Pharmacies warning about Amoxicillin shortage, attributing misuses of drug and suppliers for decline
TYLER, Texas (KLTV) - October through December is typically where temperatures start to drop and respiratory and other infections tend to rise. This year with the threat of illness like a COVID-19, flu, RSV, strep throat, etc. pharmacies are already starting to experience a shortage in medicine to help treat infections that target the ear, nose and throat.
“This is when we start sharing out bugs more than ever and I think the last few years has taught us how easy it is to share those things,” Rose City Pharmacy owner, Sonny Krezdorn said.
Amoxicillin is an antibiotic prescribed to patients with bacterial infections like earaches, strep throat or chest infections among children. The drug can also be prescribed to adults for dental procedures.
In the past year, pharmacies have noticed a pattern when it comes to the supply of Amoxicillin, all spiraling into a domino effect. One of the pharmacies preparing for this shortage is Rose City Pharmacy in Tyler, who have seen this shortage firsthand.
“We’ve gone through a couple of ups and downs with Amoxicillin and other antibiotics,” said Krezdorn.
Rose City Pharmacy began experiencing a shortage for the past 9 to 10 months, dating back to last respiratory illness season. Part of the shortage comes from the people making the drug, either not having enough raw materials to make it or due to production shutdowns.
“It’s almost based on a bit a supply chain back up I think that started with COVID,” Krezdorn said. “It all ends up dominoing into the manufactures aren’t making as much or not able to they may not be getting the raw materials to make it, then the wholesalers can’t get it from the manufacturers, and we can’t get it from the wholesalers.”
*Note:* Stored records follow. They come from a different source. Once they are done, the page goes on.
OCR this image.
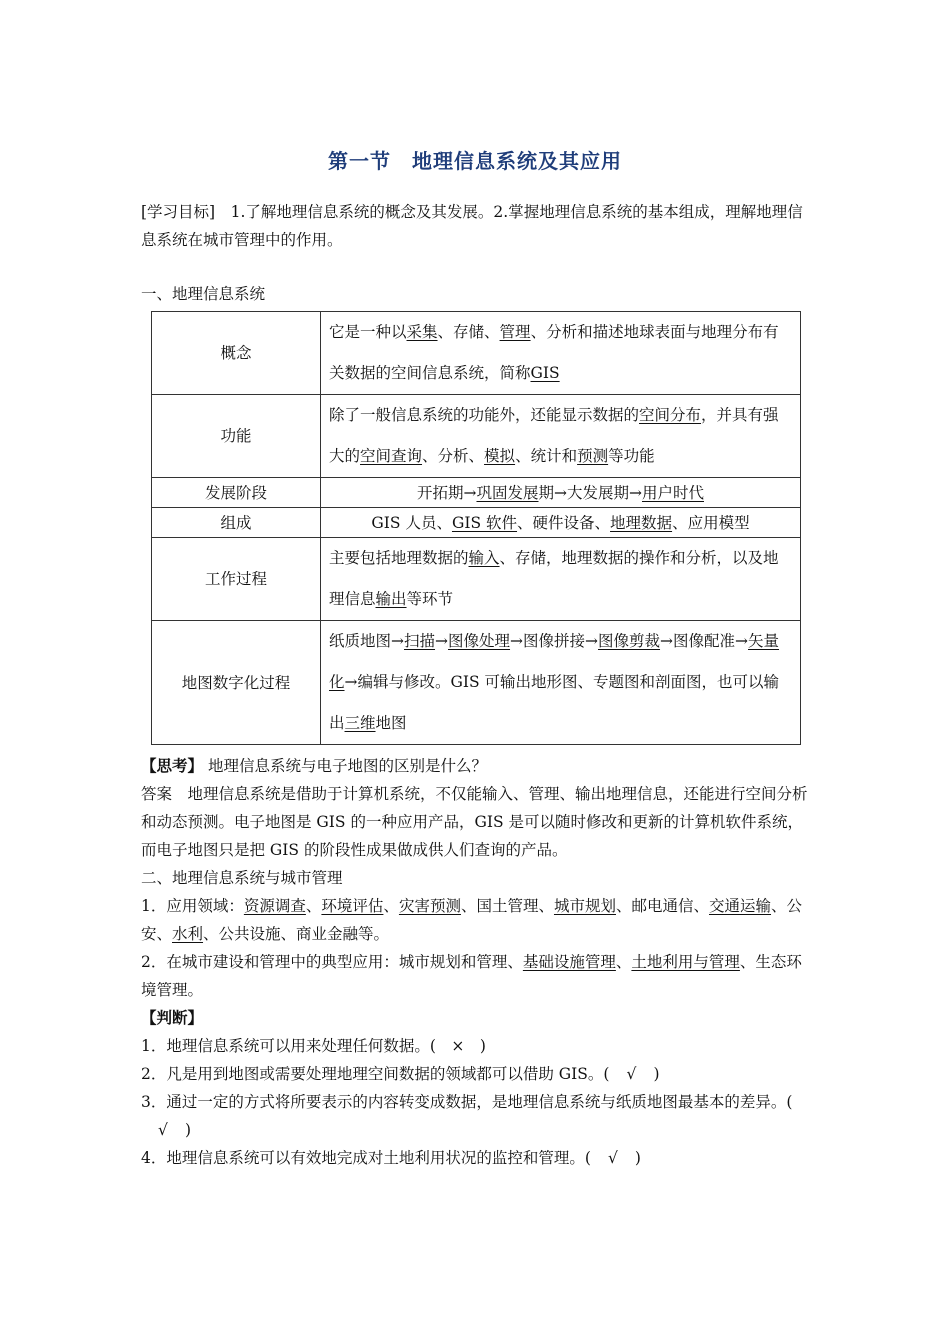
第一节　地理信息系统及其应用
[学习目标]　1.了解地理信息系统的概念及其发展。2.掌握地理信息系统的基本组成，理解地理信息系统在城市管理中的作用。
一、地理信息系统
概念	它是一种以采集、存储、管理、分析和描述地球表面与地理分布有关数据的空间信息系统，简称GIS
功能	除了一般信息系统的功能外，还能显示数据的空间分布，并具有强大的空间查询、分析、模拟、统计和预测等功能
发展阶段	开拓期→巩固发展期→大发展期→用户时代
组成	GIS 人员、GIS 软件、硬件设备、地理数据、应用模型
工作过程	主要包括地理数据的输入、存储，地理数据的操作和分析，以及地理信息输出等环节
地图数字化过程	纸质地图→扫描→图像处理→图像拼接→图像剪裁→图像配准→矢量化→编辑与修改。GIS 可输出地形图、专题图和剖面图，也可以输出三维地图
【思考】 地理信息系统与电子地图的区别是什么？
答案　 地理信息系统是借助于计算机系统，不仅能输入、管理、输出地理信息，还能进行空间分析和动态预测。电子地图是 GIS 的一种应用产品，GIS 是可以随时修改和更新的计算机软件系统，而电子地图只是把 GIS 的阶段性成果做成供人们查询的产品。
二、地理信息系统与城市管理
1．应用领域：资源调查、环境评估、灾害预测、国土管理、城市规划、邮电通信、交通运输、公安、水利、公共设施、商业金融等。
2．在城市建设和管理中的典型应用：城市规划和管理、基础设施管理、土地利用与管理、生态环境管理。
【判断】
1．地理信息系统可以用来处理任何数据。( × )
2．凡是用到地图或需要处理地理空间数据的领域都可以借助 GIS。( √ )
3．通过一定的方式将所要表示的内容转变成数据，是地理信息系统与纸质地图最基本的差异。(√ )
4．地理信息系统可以有效地完成对土地利用状况的监控和管理。( √ )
Because of this shortage, pharmacists recommend only using the medicine for the use it was prescribed for. The purpose of the antibiotic is to target bacteria that is causing infections, it is not used as a pain reliever or symptom suppressant as most patients are used to thinking.
“I saw that many people believed that the antibiotic works for every type of infection...that’s not true,” UT Tyler Clinical Professor, Young Lee said. “Since the name is antibiotic…it should only work for the infection from bacteria.”
Although Amoxicillin is a commonly used drug, in the event that a patient does need an alternative to the medication, pharmacies are able to recommend alternatives that are in stock to doctor’s offices.
“So many people may be familiar with Augmentine,” Lee said. “Since it has combination with the clavulanate, it has a stronger or broader antibiotic covering.”
If an antibiotic is prescribed to a patient, even if they feel better, they must take it in its entirety to allow the body to fully heal. For drug storage, Lee advises patients to store the liquid amoxicillin in the refrigerator, but never the freezer as the anti-viral property loses its effect when frozen.